Should agencies refuse media only briefs?

India has one of the largest media industries in the world – with more than 70,000 newspapers and over 690 satellite channels (more than 80 of which are news channels) and it is also the biggest newspaper market in the world in multiple languages – over 100 million copies sold each day.

With such a large range of media options, the PR business in India has a challenge to move beyond ‘media relations’ and convince clients of the benefits of integrated communication strategies’. The PR business in India cannot stay immune from the massive change happening in the communication business, yet are clients ready to treat PR as a complete business tool?

Are clients ready to move beyond media relations?

Vivek Sengupta, Founder & Chief Executive, Moving Finger Communications says: “Unfortunately, many clients are not ready to do so. This happens, in part, because the media in India are so vast, various and variegated that addressing all sections of the media is in itself a humongous enterprise.”

Vivek says he does not refuse media only briefs: “If that's what a client wants, that's what she'll get. The Indian media are ubiquitous. Ignoring or neglecting them is anything but desirable. However, focusing on the media to the exclusion of everything else is equally undesirable.”

Valerie Pinto, CEO, Perfect Relations, agrees that: “If the task is specific and activity restricted I don’t see why a media specific brief cannot be taken. However, as a PR specialist, it is our expertise to identify the best possible means to reach the consumer and recommend the most suitable plan to achieve the right outcomes.”

Valerie adds that that there are only two sets of clients today: “One that is convinced about an integrated approach and one that is waiting but watching. Nobody can take away the importance of traditional media’s impact and clients fully recognize that. However, new media is evolving and clients are increasingly adapting to keep up with the changes in the way the audiences consume information today.”

Valerie adds that this is reflected in the substantial increase in queries and mandates that Perfect Relations has received that go beyond driving coverage and eyeballs. She gives the example of “The Rolex Awards for Enterprise”, a Rolex initiative to identify and award enterprising individuals who have helped humanity, where Perfect Relations managed not only a public relations campaign to highlight these individuals to the Indian media but also marketing and events management.

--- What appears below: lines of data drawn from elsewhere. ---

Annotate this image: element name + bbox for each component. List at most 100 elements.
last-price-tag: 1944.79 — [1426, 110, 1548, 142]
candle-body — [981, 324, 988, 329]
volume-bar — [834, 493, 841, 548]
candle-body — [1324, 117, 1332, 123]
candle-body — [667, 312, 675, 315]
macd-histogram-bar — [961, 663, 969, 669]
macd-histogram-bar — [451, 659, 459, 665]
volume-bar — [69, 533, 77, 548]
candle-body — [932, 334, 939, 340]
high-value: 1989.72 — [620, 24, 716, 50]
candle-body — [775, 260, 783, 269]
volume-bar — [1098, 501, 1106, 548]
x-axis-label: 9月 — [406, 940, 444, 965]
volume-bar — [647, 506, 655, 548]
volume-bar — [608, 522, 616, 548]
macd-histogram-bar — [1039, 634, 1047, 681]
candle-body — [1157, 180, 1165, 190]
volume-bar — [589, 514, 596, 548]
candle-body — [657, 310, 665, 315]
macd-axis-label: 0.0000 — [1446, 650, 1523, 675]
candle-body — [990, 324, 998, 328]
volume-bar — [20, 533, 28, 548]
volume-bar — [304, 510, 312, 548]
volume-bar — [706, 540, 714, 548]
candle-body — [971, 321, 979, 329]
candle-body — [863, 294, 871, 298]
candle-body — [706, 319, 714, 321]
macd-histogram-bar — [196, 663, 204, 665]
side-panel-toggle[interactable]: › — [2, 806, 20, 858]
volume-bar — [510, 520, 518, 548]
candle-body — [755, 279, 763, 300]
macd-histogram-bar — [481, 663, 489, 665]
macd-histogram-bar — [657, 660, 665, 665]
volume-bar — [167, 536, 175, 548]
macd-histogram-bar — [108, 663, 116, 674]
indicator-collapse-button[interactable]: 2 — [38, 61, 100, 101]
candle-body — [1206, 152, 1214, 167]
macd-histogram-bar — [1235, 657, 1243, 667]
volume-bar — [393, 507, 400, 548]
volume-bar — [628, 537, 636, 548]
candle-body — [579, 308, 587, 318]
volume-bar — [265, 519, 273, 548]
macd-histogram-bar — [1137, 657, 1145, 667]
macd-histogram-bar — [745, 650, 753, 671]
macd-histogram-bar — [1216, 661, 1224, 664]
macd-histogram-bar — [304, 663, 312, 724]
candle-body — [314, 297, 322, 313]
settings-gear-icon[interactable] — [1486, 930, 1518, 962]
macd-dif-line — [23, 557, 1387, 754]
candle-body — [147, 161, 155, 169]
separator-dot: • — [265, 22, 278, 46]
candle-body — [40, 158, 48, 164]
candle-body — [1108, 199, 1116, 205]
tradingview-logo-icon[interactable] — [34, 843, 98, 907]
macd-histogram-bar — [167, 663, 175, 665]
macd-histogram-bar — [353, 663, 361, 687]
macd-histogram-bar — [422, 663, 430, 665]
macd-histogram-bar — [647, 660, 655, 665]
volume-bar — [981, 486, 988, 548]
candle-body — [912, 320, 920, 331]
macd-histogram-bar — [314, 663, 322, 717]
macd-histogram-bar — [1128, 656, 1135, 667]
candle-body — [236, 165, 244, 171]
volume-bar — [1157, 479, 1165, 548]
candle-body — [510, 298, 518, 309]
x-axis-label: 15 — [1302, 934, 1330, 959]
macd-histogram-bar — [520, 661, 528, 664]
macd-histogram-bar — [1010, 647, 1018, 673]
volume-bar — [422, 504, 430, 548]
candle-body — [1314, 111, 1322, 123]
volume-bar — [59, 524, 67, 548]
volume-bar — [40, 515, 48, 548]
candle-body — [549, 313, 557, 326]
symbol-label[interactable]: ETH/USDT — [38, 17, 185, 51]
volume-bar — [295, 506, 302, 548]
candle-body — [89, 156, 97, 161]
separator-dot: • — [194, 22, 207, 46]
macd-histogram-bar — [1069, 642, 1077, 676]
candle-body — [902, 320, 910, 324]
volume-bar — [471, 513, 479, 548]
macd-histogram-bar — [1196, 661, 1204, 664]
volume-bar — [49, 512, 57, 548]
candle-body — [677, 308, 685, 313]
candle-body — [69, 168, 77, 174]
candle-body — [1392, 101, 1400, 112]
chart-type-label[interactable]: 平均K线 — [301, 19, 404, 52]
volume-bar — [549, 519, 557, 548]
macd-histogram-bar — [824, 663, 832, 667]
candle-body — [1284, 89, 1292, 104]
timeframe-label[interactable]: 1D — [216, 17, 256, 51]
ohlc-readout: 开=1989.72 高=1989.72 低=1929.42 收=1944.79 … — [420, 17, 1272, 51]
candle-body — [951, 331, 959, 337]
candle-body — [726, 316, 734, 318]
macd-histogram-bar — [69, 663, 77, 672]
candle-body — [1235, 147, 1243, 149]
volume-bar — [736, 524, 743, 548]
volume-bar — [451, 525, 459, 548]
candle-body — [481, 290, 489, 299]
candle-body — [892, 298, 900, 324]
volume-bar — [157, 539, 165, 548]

Valerie points out that: “This ensured consistency in the award’s identity and purpose with event thematic, and managing the guests attending the Awards ceremony. I have no doubt that we should see an increased focus from agencies, as well as clients, towards more stakeholder driven mandates in the near future.”

Have media only briefs led to commoditisation of the PR process?

Vivek Sengupta agrees that PR has become commoditised due to media only briefs: "To a degree and from one perspective, yes. But when you say "commoditised", I fear that you are underplaying both the role of the media in PR and the critical importance of strategic media relations. I would underplay neither.”

In a previous interview to PRmoment India, Nandita Lakshmanan, Founder and CEO, The PRactice, had pointed out: “It really is a vicious cycle isn't it? Just see the dozen odd RFPs one gets - these are media relations ONLY briefs that show the function at our client's side hasn't evolved. We also see the unhealthy practice of budgets not being listed in the RFP. I believe this is unique to India, but I fail to understand the logic of doing so. Unless the PR function hasn’t evolved within a corporate it is unlikely the PR manager is unaware of budgets allocated to them."

However Nandita does feel that change is happening and going in the right direction but it needs to be pushed more. She says: “The number of integrated campaigns with public relations at the core is seeing a slow increase. Client acknowledgement of the value PR firms bring is still wanting, and it would help to have vocal ambassadors who push the need to expand the scope of work in RFPs for public relations and communication strategies.”

Valerie Pinto believes that: “The perception of Public Relations in India has also evolved. Once just a part of the services offered in a marketing mandate, PR today is a formidable stand-alone tool in a corporate arsenal of building an image, sustaining it and protecting the company’s reputation.”

Valerie adds that: “As the Indian PR industry matures; disseminating brand news and insight to the media will only be a small part of the approach that agencies will adopt.”

It is clear that while refusing media only briefs is not happening in large numbers, there is a move by PR professionals to help clients understand the complete business value of a PR strategy.